Contrariado ao volante, em marcha lenta por valetas e picadas fazia o motor resfolegar no esforço de ultrapassar as lamas e os socalcos cavados pelas gotas insistentes. Transformadas em montanhas russas as estradas cavadas nas lamas punham me o sobrolho carregado competindo em fúria com o céu que explodia em mil raios por cima de mim.
Numa das prolongadas paragens nas filas intermináveis olho para o lado e observo dois meninos descalços, de singelo calção, um em tronco nu, outro com camisolinha cuja cor não percebia pelo meio do sujo da lama e de dias seguidos de utilização. Sentados na cornija da porta de um barraco, lado a lado, embevecidos olhavam um pacote de bolachas que parcimoniosamente abriam e bolacha a ti, bolacha a mim, dividiam com rigor e justiça alheios à tempestade e com olhar guloso sobre o parco pecúlio que amealharam sabe-se lá onde e como. De repente como se me pressentissem, olharam para mim e ficaram sérios, trocaram uns olhares entre eles sem dizerem nada, um deles levantou-se e acercou-se do meu vidro, pequenino, não tinha mais de seis ou sete anos, acto seguinte esticou o braço com a sua parte das bolachas, abri o vidro:
- Queres amigo? – Perguntou naquela voz que faz de cada criança um anjo. Respondi-lhe que não com a voz embargada pela emoção que me assaltou. A felicidade evidente naqueles olhos fizeram-me envergonhar da minha fúria. O outro acercou-se do amiguinho, meti a mão ao bolso e tirei os trocos que trazia, coisa pouca mas que a eles lhes garantiria o dia seguinte.

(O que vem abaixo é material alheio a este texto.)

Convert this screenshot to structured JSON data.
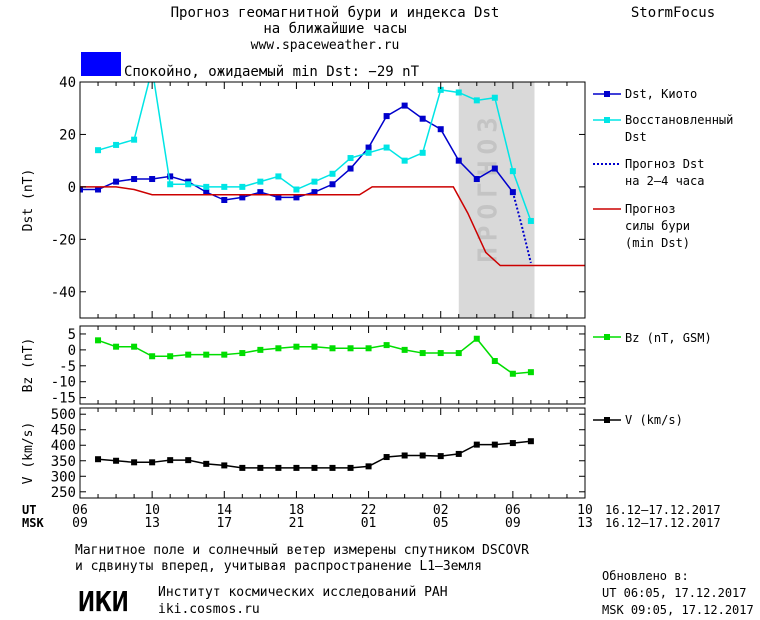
{
  "header": {
    "title_line1": "Прогноз геомагнитной бури и индекса Dst",
    "title_line2": "на ближайшие часы",
    "url": "www.spaceweather.ru",
    "brand": "StormFocus",
    "status_text": "Спокойно, ожидаемый min Dst: −29 nT",
    "status_color": "#0000ff"
  },
  "footer": {
    "note_line1": "Магнитное поле и солнечный ветер измерены спутником DSCOVR",
    "note_line2": "и сдвинуты вперед, учитывая распространение L1–Земля",
    "logo_text": "ИКИ",
    "institute": "Институт космических исследований РАН",
    "institute_url": "iki.cosmos.ru",
    "updated_label": "Обновлено в:",
    "updated_ut": "UT  06:05, 17.12.2017",
    "updated_msk": "MSK 09:05, 17.12.2017"
  },
  "chart_data": [
    {
      "type": "line",
      "panel": "dst",
      "ylabel": "Dst (nT)",
      "ylim": [
        -50,
        40
      ],
      "yticks": [
        40,
        20,
        0,
        -20,
        -40
      ],
      "xlim": [
        6.0,
        34.0
      ],
      "forecast_band": {
        "x": [
          27.0,
          31.2
        ],
        "label": "ПРОГНОЗ",
        "color": "#d9d9d9"
      },
      "series": [
        {
          "name": "Dst, Киото",
          "color": "#0000cc",
          "marker": "square",
          "x": [
            6.0,
            7.0,
            8.0,
            9.0,
            10.0,
            11.0,
            12.0,
            13.0,
            14.0,
            15.0,
            16.0,
            17.0,
            18.0,
            19.0,
            20.0,
            21.0,
            22.0,
            23.0,
            24.0,
            25.0,
            26.0,
            27.0,
            28.0,
            29.0,
            30.0
          ],
          "values": [
            -1,
            -1,
            2,
            3,
            3,
            4,
            2,
            -2,
            -5,
            -4,
            -2,
            -4,
            -4,
            -2,
            1,
            7,
            15,
            27,
            31,
            26,
            22,
            10,
            3,
            7,
            -2
          ]
        },
        {
          "name": "Восстановленный Dst",
          "color": "#00e5e5",
          "marker": "square",
          "x": [
            7.0,
            8.0,
            9.0,
            10.0,
            11.0,
            12.0,
            13.0,
            14.0,
            15.0,
            16.0,
            17.0,
            18.0,
            19.0,
            20.0,
            21.0,
            22.0,
            23.0,
            24.0,
            25.0,
            26.0,
            27.0,
            28.0,
            29.0,
            30.0,
            31.0
          ],
          "values": [
            14,
            16,
            18,
            45,
            1,
            1,
            0,
            0,
            0,
            2,
            4,
            -1,
            2,
            5,
            11,
            13,
            15,
            10,
            13,
            37,
            36,
            33,
            34,
            6,
            -13
          ]
        },
        {
          "name": "Прогноз Dst на 2-4 часа",
          "color": "#0000cc",
          "dashed": true,
          "x": [
            30.0,
            30.5,
            31.0
          ],
          "values": [
            -2,
            -15,
            -29
          ]
        },
        {
          "name": "Прогноз силы бури (min Dst)",
          "color": "#cc0000",
          "x": [
            6.0,
            8.0,
            9.0,
            10.0,
            21.5,
            22.2,
            26.7,
            27.5,
            28.5,
            29.3,
            30.0,
            34.0
          ],
          "values": [
            0,
            0,
            -1,
            -3,
            -3,
            0,
            0,
            -10,
            -25,
            -30,
            -30,
            -30
          ]
        }
      ],
      "legend": [
        "Dst, Киото",
        "Восстановленный",
        "Dst",
        "Прогноз Dst",
        "на 2–4 часа",
        "Прогноз",
        "силы бури",
        "(min Dst)"
      ]
    },
    {
      "type": "line",
      "panel": "bz",
      "ylabel": "Bz (nT)",
      "ylim": [
        -17,
        7.5
      ],
      "yticks": [
        5,
        0,
        -5,
        -10,
        -15
      ],
      "series": [
        {
          "name": "Bz (nT, GSM)",
          "color": "#00dd00",
          "marker": "square",
          "x": [
            7.0,
            8.0,
            9.0,
            10.0,
            11.0,
            12.0,
            13.0,
            14.0,
            15.0,
            16.0,
            17.0,
            18.0,
            19.0,
            20.0,
            21.0,
            22.0,
            23.0,
            24.0,
            25.0,
            26.0,
            27.0,
            28.0,
            29.0,
            30.0,
            31.0
          ],
          "values": [
            3,
            1,
            1,
            -2,
            -2,
            -1.5,
            -1.5,
            -1.5,
            -1,
            0,
            0.5,
            1,
            1,
            0.5,
            0.5,
            0.5,
            1.5,
            0,
            -1,
            -1,
            -1,
            3.5,
            -3.5,
            -7.5,
            -7
          ]
        }
      ],
      "legend": [
        "Bz (nT, GSM)"
      ]
    },
    {
      "type": "line",
      "panel": "v",
      "ylabel": "V (km/s)",
      "ylim": [
        230,
        520
      ],
      "yticks": [
        500,
        450,
        400,
        350,
        300,
        250
      ],
      "series": [
        {
          "name": "V (km/s)",
          "color": "#000000",
          "marker": "square",
          "x": [
            7.0,
            8.0,
            9.0,
            10.0,
            11.0,
            12.0,
            13.0,
            14.0,
            15.0,
            16.0,
            17.0,
            18.0,
            19.0,
            20.0,
            21.0,
            22.0,
            23.0,
            24.0,
            25.0,
            26.0,
            27.0,
            28.0,
            29.0,
            30.0,
            31.0
          ],
          "values": [
            355,
            350,
            345,
            345,
            352,
            352,
            340,
            335,
            327,
            327,
            327,
            327,
            327,
            327,
            327,
            332,
            362,
            367,
            367,
            365,
            372,
            402,
            402,
            407,
            413
          ]
        }
      ],
      "legend": [
        "V (km/s)"
      ]
    }
  ],
  "x_axis": {
    "ut_label": "UT",
    "msk_label": "MSK",
    "ut_ticks": [
      "06",
      "10",
      "14",
      "18",
      "22",
      "02",
      "06",
      "10"
    ],
    "msk_ticks": [
      "09",
      "13",
      "17",
      "21",
      "01",
      "05",
      "09",
      "13"
    ],
    "tick_positions": [
      6,
      10,
      14,
      18,
      22,
      26,
      30,
      34
    ],
    "date_range_ut": "16.12–17.12.2017",
    "date_range_msk": "16.12–17.12.2017"
  }
}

A fila recomeçou o seu lento arrastar por entre as lamas e árvores fustigadas, os meninos seguiam ao lado do carro aos saltos alegres e felizes gritando nas vozes fininhas uns decibéis acima das bátegas trinantes nas chapas:
- Amigo, amigo…
Seguia pensando na chuva benfazeja, na regeneração dos solos férteis e fecundos, as vozes dos meninos violinos na lama anunciando a aurora.